Policy Corner | May 26, 2022

S.E.C. rules would require funds to back up their ESG claims

Dennis Price
ImpactAlpha Editor

Dennis Price

ImpactAlpha, May 26 –  The $1.5 million fine levied on BNY Mellon this week by the U.S. Securities and Exchange Commission over misleading ESG statements signaled the agency’s intent to crackdown on “greenwashing” in asset management. The S.E.C. has followed up with two proposed rules to force funds calling themselves “ESG,” “green,” “sustainable,” or “low carbon” to market themselves more accurately and disclose their practices.

The first rule would expand the Fund Names Rule to require that the investment theme in a fund’s name reflect at least 80% of the fund’s assets. The second rule would amend ESG Disclosures for Investment Advisers and Investment Companies to require funds to disclose ESG strategies, including how they define environmental, social and governance and how they vote their proxies.

“I think investors should be able to drill down to see what’s under the hood of these strategies,” said S.E.C. Chair Gary Gensler. The proposals, which are open for public comment through July 24, get “to the heart of the S.E.C.’s mission to protect investors, allowing them to allocate their capital efficiently and meet their needs.”

Under the hood

Under the new rules, funds focused on environmental factors would be required to disclose the greenhouse gas emissions associated with their investments. Funds claiming to achieve a specific ESG impact would be required to describe the specific impacts and summarize progress on achieving those impacts. And funds that use proxy voting as part of their ESG strategy would be required to disclose information regarding their voting of proxies on ESG-related matters.

First step

U.S. SIF’s Lisa Woll called the proposals “a significant day for sustainable investors.” Ceres’ Steven Rothstein said the rules will “result in greater investor confidence that sustainable funds are what they say they are.” As You Sow’s Andrew Behar called the amendments “a good first step.”

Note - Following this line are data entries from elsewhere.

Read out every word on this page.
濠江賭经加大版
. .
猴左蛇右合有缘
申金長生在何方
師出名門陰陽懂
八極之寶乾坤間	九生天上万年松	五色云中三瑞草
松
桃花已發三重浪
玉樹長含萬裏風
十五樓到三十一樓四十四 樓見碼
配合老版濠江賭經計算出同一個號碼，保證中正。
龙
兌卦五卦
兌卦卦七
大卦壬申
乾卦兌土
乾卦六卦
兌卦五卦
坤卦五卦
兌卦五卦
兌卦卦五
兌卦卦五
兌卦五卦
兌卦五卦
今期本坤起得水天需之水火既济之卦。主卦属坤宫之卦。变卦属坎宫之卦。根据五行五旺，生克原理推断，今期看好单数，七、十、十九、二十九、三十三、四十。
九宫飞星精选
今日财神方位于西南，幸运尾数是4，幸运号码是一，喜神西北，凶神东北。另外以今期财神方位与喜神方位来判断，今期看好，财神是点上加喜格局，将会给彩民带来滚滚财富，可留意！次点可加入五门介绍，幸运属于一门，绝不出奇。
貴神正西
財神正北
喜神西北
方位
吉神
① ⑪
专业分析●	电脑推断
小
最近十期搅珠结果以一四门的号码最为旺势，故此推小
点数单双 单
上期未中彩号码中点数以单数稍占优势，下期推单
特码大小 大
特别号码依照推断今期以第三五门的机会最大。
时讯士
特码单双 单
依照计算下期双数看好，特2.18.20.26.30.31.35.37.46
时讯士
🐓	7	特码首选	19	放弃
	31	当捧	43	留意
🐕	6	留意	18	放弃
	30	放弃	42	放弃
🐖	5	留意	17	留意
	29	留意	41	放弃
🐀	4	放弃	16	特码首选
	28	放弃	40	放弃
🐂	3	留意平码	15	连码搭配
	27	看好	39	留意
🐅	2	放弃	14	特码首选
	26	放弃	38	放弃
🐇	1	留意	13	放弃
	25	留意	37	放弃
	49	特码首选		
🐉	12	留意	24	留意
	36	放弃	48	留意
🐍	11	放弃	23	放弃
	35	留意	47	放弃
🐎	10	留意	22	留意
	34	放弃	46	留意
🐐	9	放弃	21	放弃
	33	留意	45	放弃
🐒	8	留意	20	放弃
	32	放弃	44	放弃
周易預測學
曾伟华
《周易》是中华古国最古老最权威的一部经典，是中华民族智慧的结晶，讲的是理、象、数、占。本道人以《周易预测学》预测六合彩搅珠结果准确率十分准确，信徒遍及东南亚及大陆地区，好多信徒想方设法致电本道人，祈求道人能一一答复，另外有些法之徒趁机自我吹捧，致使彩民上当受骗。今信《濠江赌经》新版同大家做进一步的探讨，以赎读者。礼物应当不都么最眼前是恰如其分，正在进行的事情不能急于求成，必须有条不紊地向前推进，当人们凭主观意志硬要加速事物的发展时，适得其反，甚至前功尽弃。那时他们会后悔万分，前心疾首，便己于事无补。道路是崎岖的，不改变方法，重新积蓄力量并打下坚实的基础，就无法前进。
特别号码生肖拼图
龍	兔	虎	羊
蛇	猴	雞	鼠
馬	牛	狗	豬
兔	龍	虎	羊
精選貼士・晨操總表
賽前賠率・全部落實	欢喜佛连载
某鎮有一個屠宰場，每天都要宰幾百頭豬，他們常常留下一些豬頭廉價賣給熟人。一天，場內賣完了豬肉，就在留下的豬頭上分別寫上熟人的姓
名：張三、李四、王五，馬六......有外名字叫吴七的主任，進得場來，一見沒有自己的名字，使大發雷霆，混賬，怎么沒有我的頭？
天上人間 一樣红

But by continuing to use the “flawed” 80/20 framework, says Behar, managers can still abuse the rule, for example, by calling funds “fossil fuel reserves-free” even with up to 20% of investments in dozens of fossil fuel companies. “It’s time for the S.E.C. to develop a new structure to remove the loopholes and level the playing field to make honest disclosure mandatory,” Behar said.